Regression Analysis, Systematic vs. Idiosyncratic Risk

In this example, Shiller takes AAPL and the S&P 500 index, and he scatter plots their monthly returns.

The linear regression line has a slope, called the beta which measures the stock’s volatility over the market. So we have the formula:

\[Return_{Total} = Return_{Market} + Return_{Idiosyncratic} = \beta*Return_{S\&P} + Return_{Idiosyncratic}\]

Fat-Tailed Distributions and their Role during Financial Crises

There’s a traditional assumption in finances, which turned out to be incorrect in the GFC: random shocks to the financial economy are normally distributed.

The Central Limit Theorem notes that, for independent identically distributed random variables with finite variance, a distribution of the average of these variables converges to the normal distribution. In other words, like so many things we observe in nature, averages are approximately normally distributed.

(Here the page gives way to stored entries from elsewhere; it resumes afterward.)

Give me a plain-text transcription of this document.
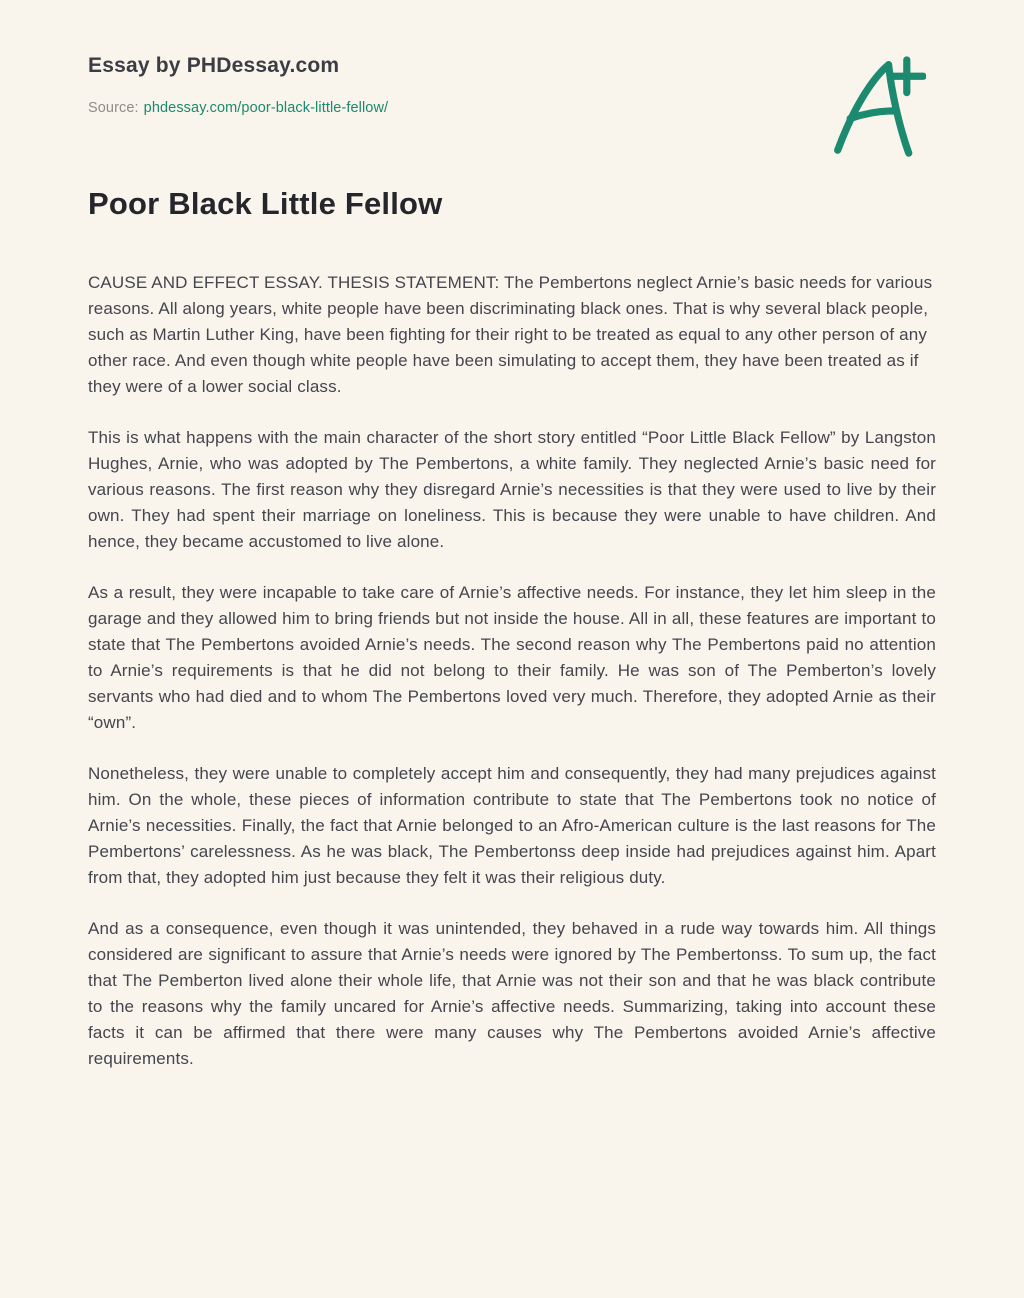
Essay by PHDessay.com
Source: phdessay.com/poor-black-little-fellow/
Poor Black Little Fellow

CAUSE AND EFFECT ESSAY. THESIS STATEMENT: The Pembertons neglect Arnie’s basic needs for various reasons. All along years, white people have been discriminating black ones. That is why several black people, such as Martin Luther King, have been fighting for their right to be treated as equal to any other person of any other race. And even though white people have been simulating to accept them, they have been treated as if they were of a lower social class.

This is what happens with the main character of the short story entitled “Poor Little Black Fellow” by Langston Hughes, Arnie, who was adopted by The Pembertons, a white family. They neglected Arnie’s basic need for various reasons. The first reason why they disregard Arnie’s necessities is that they were used to live by their own. They had spent their marriage on loneliness. This is because they were unable to have children. And hence, they became accustomed to live alone.

As a result, they were incapable to take care of Arnie’s affective needs. For instance, they let him sleep in the garage and they allowed him to bring friends but not inside the house. All in all, these features are important to state that The Pembertons avoided Arnie’s needs. The second reason why The Pembertons paid no attention to Arnie’s requirements is that he did not belong to their family. He was son of The Pemberton’s lovely servants who had died and to whom The Pembertons loved very much. Therefore, they adopted Arnie as their “own”.

Nonetheless, they were unable to completely accept him and consequently, they had many prejudices against him. On the whole, these pieces of information contribute to state that The Pembertons took no notice of Arnie’s necessities. Finally, the fact that Arnie belonged to an Afro-American culture is the last reasons for The Pembertons’ carelessness. As he was black, The Pembertonss deep inside had prejudices against him. Apart from that, they adopted him just because they felt it was their religious duty.

And as a consequence, even though it was unintended, they behaved in a rude way towards him. All things considered are significant to assure that Arnie’s needs were ignored by The Pembertonss. To sum up, the fact that The Pemberton lived alone their whole life, that Arnie was not their son and that he was black contribute to the reasons why the family uncared for Arnie’s affective needs. Summarizing, taking into account these facts it can be affirmed that there were many causes why The Pembertons avoided Arnie’s affective requirements.
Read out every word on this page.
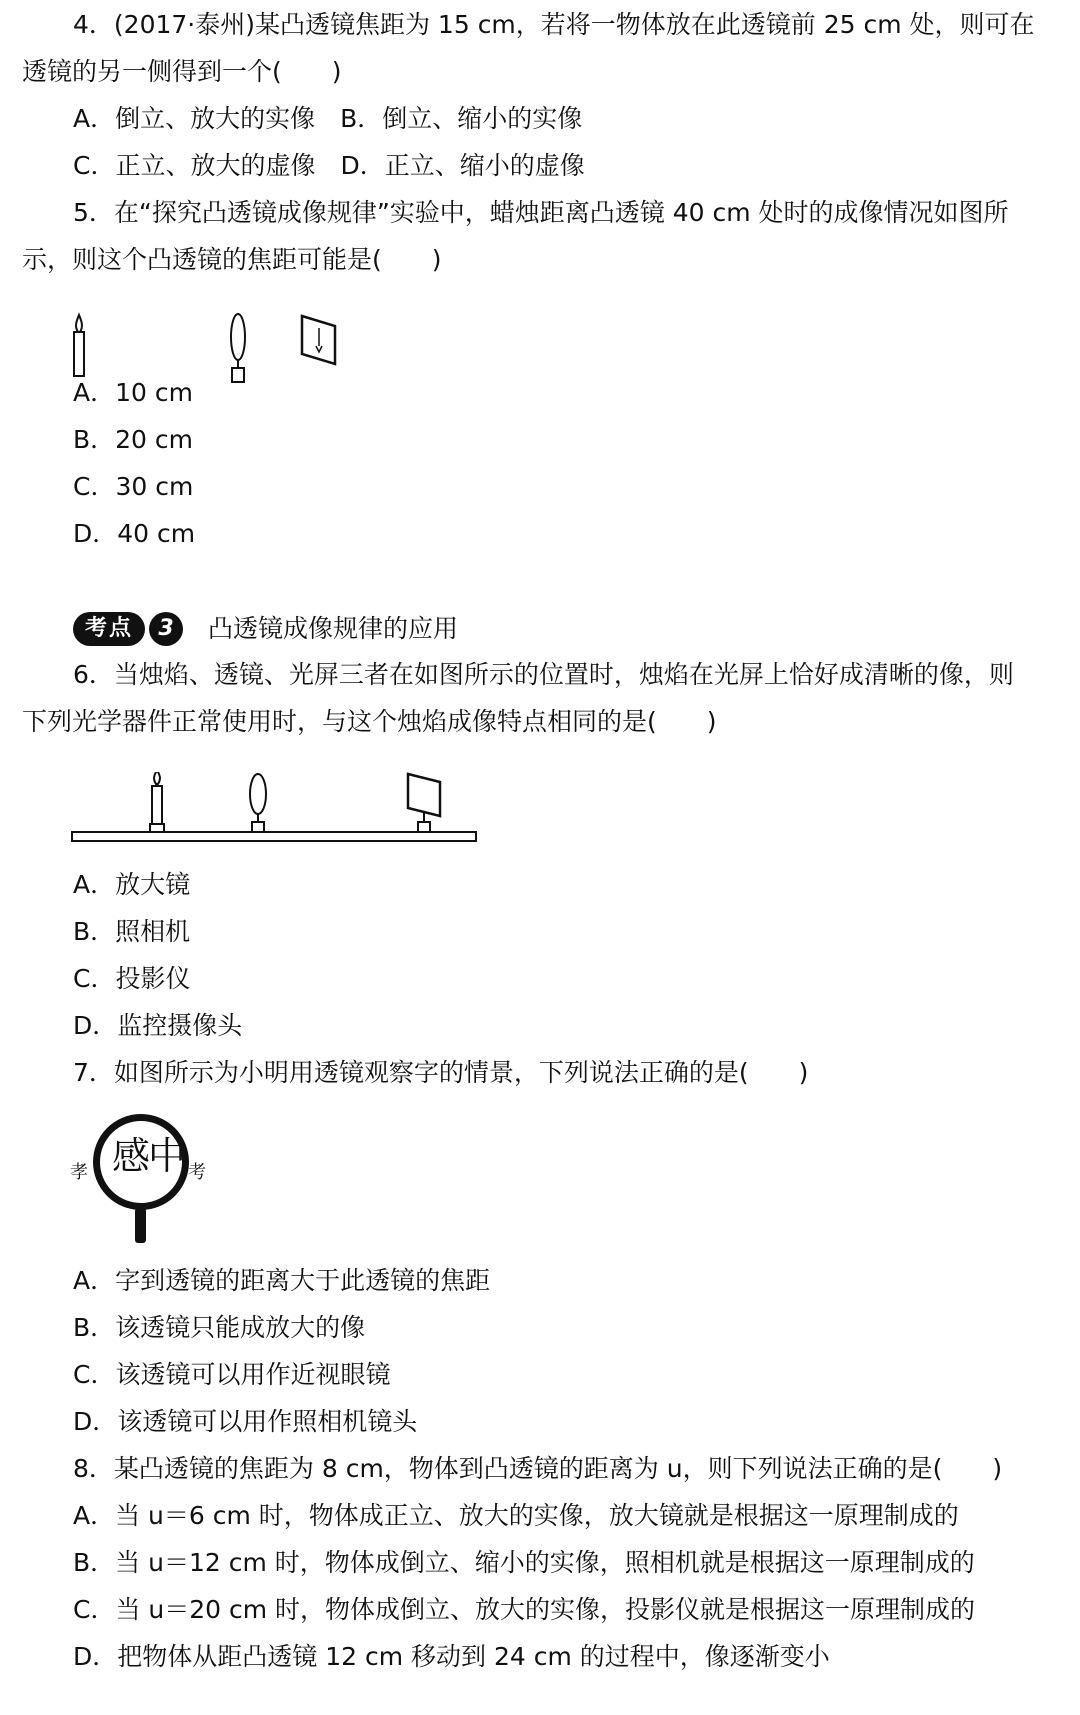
4．(2017·泰州)某凸透镜焦距为 15 cm，若将一物体放在此透镜前 25 cm 处，则可在
透镜的另一侧得到一个(　　)
A．倒立、放大的实像　B．倒立、缩小的实像
C．正立、放大的虚像　D．正立、缩小的虚像
5．在“探究凸透镜成像规律”实验中，蜡烛距离凸透镜 40 cm 处时的成像情况如图所
示，则这个凸透镜的焦距可能是(　　)
A．10 cm
B．20 cm
C．30 cm
D．40 cm
考点	3	凸透镜成像规律的应用
6．当烛焰、透镜、光屏三者在如图所示的位置时，烛焰在光屏上恰好成清晰的像，则
下列光学器件正常使用时，与这个烛焰成像特点相同的是(　　)
A．放大镜
B．照相机
C．投影仪
D．监控摄像头
7．如图所示为小明用透镜观察字的情景，下列说法正确的是(　　)
孝 感中 考
A．字到透镜的距离大于此透镜的焦距
B．该透镜只能成放大的像
C．该透镜可以用作近视眼镜
D．该透镜可以用作照相机镜头
8．某凸透镜的焦距为 8 cm，物体到凸透镜的距离为 u，则下列说法正确的是(　　)
A．当 u＝6 cm 时，物体成正立、放大的实像，放大镜就是根据这一原理制成的
B．当 u＝12 cm 时，物体成倒立、缩小的实像，照相机就是根据这一原理制成的
C．当 u＝20 cm 时，物体成倒立、放大的实像，投影仪就是根据这一原理制成的
D．把物体从距凸透镜 12 cm 移动到 24 cm 的过程中，像逐渐变小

But the normal distribution does not have fat tails, and does not fit with the regular outliers we observe in finance. For example, the probability of Black Monday’s 20.5% drop should have a probability of \( 10^{-71} \) based on observations of daily swings, fitted to a normal distribution.

Independence leads to the law of large numbers, and a certain expectation of stability. But that expectation is only as good as its assumption of independence, and the financial crisis seems to be related to people’s failure to understand the limits of that assumption.